It was October in Nebraska. The leaves were beginning to catch fire, leaf kindling leaping to autumnal flame, and the air only just starting to whisper quietly about the winter yet to come. The kind of fall evening where the setting sun turns the light to gold leaf that could make King Midas jealous and plates the air in a quiet brilliance.
Out came the cooler, the chairs, and the holy grail of youthful campouts: the s’mores supplies. My family and my best friend and I were at Pioneer’s park. Night was just beginning its warmup laps around our prairie sky, darkness kissing the edges of the vast expanse above us, and we had come to stay until darkness. With a crackling, we fired up the portable radio, battered black edges sliding along the equally requisite and equally dented aluminum picnic table near the fire ring.
Scanning through country tracks from pre-Chris Gaines Garth and past the sounds of a pop music blasting pre-crazy Britney, we landed on the right station. The motherload. The Husker broadcast. We maxed out the tinny, small speakers so we could throw our own Nerf football while listening to the sounds of the game. I don’t remember the other broadcasters voices, not now and not clearly anyway, but I do remember Adrian Fiala. His voice’s unmistakable timbre, auditory pointillism dotting out each important moment, expanding though the night air like the smoke from our Journal Star clippings as they sparked our wood to a blaze.
We were young and it was Saturday. Life itself was not to be pondered. Not while there was a game blasting, a fire going, and football in the air. Not while Adrian Fiala was talking.
Image courtesy of: netnebraska.org
On Monday afternoon the radio clicked off.
The voice, that iconic deep-chested rumble, came to a stop.
On Monday afternoon, Adrian Fiala passed away.
I didn’t know Adrian Fiala personally. He probably has no idea that he impacted my life in a small way; that his gilded baritone voice lacquered many a Husker Saturday for me, enhancing the product beneath but not ever trying to change it completely.
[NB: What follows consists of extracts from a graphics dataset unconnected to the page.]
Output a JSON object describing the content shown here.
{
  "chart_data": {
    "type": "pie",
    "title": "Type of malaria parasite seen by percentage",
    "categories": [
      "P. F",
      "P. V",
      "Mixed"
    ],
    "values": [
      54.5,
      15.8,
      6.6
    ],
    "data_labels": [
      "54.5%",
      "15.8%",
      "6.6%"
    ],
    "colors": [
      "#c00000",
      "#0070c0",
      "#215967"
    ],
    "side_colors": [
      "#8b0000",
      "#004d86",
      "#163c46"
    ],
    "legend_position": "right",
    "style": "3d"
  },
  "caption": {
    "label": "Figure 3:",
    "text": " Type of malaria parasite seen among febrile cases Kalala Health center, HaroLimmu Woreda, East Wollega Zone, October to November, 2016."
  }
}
He probably doesn’t know that, when the Huskers played a severely overmatched opponent and the pay-per-view games were too pricey for my parents, I would crank my parents’ cable dial way up to the pay-per-view channel in an attempt to watch the scrambled lines of distorted gamedays even though we hadn’t paid for it and I would listen to him explain the shifting patterns as I desperately tried to make out whether that was actually Scott Frost running with the ball or not.
I didn’t know Adrian Fiala. But he did know me.
He knew me because he knew Nebraska. He knew me because he knew the players and he knew the tradition. But above all, he knew the fans. He knew that the blood in our veins had a particular hue to it that can only truly be described if you’re seated in Memorial Stadium on a crisp fall day in the capital city of Nebraska. And he knew how to describe exactly that. To crystallize a moment in a game and blend it with his football-mind and tumble out words like a timpani drum roll. Regal and majestic.
When silence was called for, Adrian Fiala let it reign. His silence over the air waves of my youth were just a momentous as his voice. When Fiala let a moment simmer, you didn’t taste the stew until he was ready to ladle it back out again. And that was how it went. In a time of blurry pictures and pay-per-view games that were out of my parents’ price point: Adrian Fiala’s voice was high-definition. It was slow-motion replay. It was all the things that make nostalgia and sports blend together into a fine wine that ages gracefully and with dignity.
I’m no longer young. And life is now, certainly, open to be pondered. But one thing is for certain: come Saturdays in the fall, Adrian Fiala’s voice won’t be gone. It will be remembered in the breathless recanting of a die-hard sports fan as he passionately remembers Fiala’s voice launching him into his traditional Saturday sprint into the front yard to celebrate a Husker touchdown, rocket-fuel for the youthful fan. It will sound in the hearts and minds of those who loved him and knew him and were touched by his love in FM, AM, and in real life encounters.
On Monday afternoon, the radio clicked off.
On Monday afternoon, that iconic voice – braille to a generation of fans that could not see the action on the field – came to a stop.
But make no mistake: that voice, the voice, will continue to echo for quite some time.